Sunday, May 25, 2014

Don't Tell Me About the Queen of the Night

In June, I'm going with some friends to attend a performance of Queen of the Night at the Paramount Hotel in NYC. Shelling out $200, and I have no idea about the show's theme, who's in it, who wrote it, how long it runs or anything else about the production. Apparently there's food and drink involved, so I don't have to eat before the show.

Oh, and there's this photo I saw in The New York Times of a beautiful woman wearing a headdress:

Sara Krulwich/The New York Times

But other than that, I don't know a thing about Queen of the Night. Nada. And please don't tell me about the Queen of the Night.
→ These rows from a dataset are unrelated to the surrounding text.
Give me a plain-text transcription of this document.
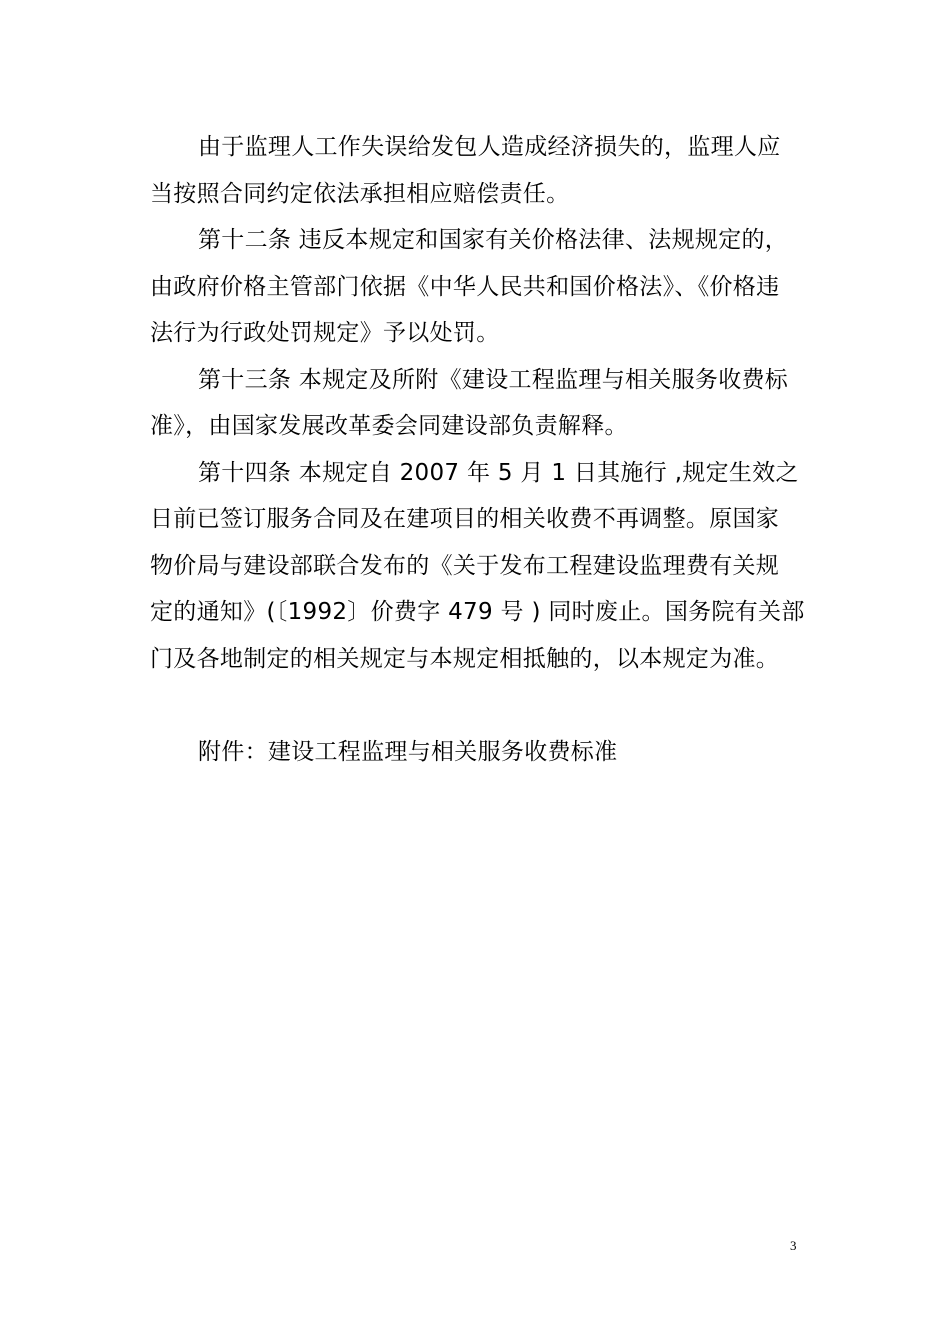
由于监理人工作失误给发包人造成经济损失的，监理人应
当按照合同约定依法承担相应赔偿责任。
第十二条 违反本规定和国家有关价格法律、法规规定的，
由政府价格主管部门依据《中华人民共和国价格法》、《价格违
法行为行政处罚规定》予以处罚。
第十三条 本规定及所附《建设工程监理与相关服务收费标
准》，由国家发展改革委会同建设部负责解释。
第十四条 本规定自 2007 年 5 月 1 日其施行 ,规定生效之
日前已签订服务合同及在建项目的相关收费不再调整。原国家
物价局与建设部联合发布的《关于发布工程建设监理费有关规
定的通知》(〔1992〕价费字 479 号 ) 同时废止。国务院有关部
门及各地制定的相关规定与本规定相抵触的，以本规定为准。
附件：建设工程监理与相关服务收费标准
3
I don't want to know. "Immersion theater," meaning shows where you, the audience member, are pulled into the production by the performers, and you walk amongst them and the set and the props, is a very personal thing and can't really be explained. You interact with the show and feel yourself becoming part of the performance.

I've done this before at Sleep No More and Then She Fell, voluntarily wandering around in a state of confusion, trying to figure out what the hell is going on. It's the best.

At Sleep No More, an entire four-story building on the West Side has been taken over by the show. Somebody told me that the old Twilo nightclub used to be there, but now it's called the McKittrick Hotel, and it's the site of a nightlong mystery theater where performers rush around dancing and stripping off their clothes and washing off blood in the bath. I've heard the show is partially based on that Scottish play by Shakespeare and partially based on romantic mystery films of the 1930s, which sounds fine, but I've been to Sleep No More four times now and I still don't know what the hell is going on.

The point of the show, as far as I'm concerned, is to:
  • explore dark rooms enveloped in a moody soundscape and a peculiar smell of incense
  • happen accidentally upon a large dinner party in a ballroom with a cast of handsome, despairing characters who all seem to hate and mistrust one another
  • open drawers in ancient wooden desks that contain bits of hair and hospital reports written in spidery script
  • try not to bump into any of the strangers that are wandering around with me (did I mention that all audience members must wear Commedia dell'Arte masks?)
  • eat penny candy out of giant apothecary jars, and 
  • follow a woman I believe to be Lady Macbeth up three flights of stairs to her bedroom

John Singer Sargent's 1889 painting of Ellen Terry as Lady Macbeth

When I went to Then She Fell, my friend led me into the theater building blindfolded, and by the end of the evening I had played games with a white rabbit, drunk tea with a mad hatter and brushed the hair of a pretty girl in a blue dress named Alice. Don't ask me what it all meant....Well, I guess what it meant was that once upon a time, a New York woman ventured out into the night for an immersive theater production and came away having lived a personal experience that engaged all five of her senses.

I love a good story. And after years of seeing plays, watching movies and reading books, if a talented theater company wants to offer me an intriguing assortment of people, places and things to become absorbed in, I'm happy to tell myself a story of my own devising, even if it is non-linear and makes no sense to anybody but me.

3 comments:

BullishOnRhubarb said...

To quote you" I still don't know what the hell is going on." None the less, I enjoyed reading about this.

Joyce Hanson said...

Thanks, Frank! Great to see you in the green and pleasant land of Minnesota, where the rhubarb grows lushly.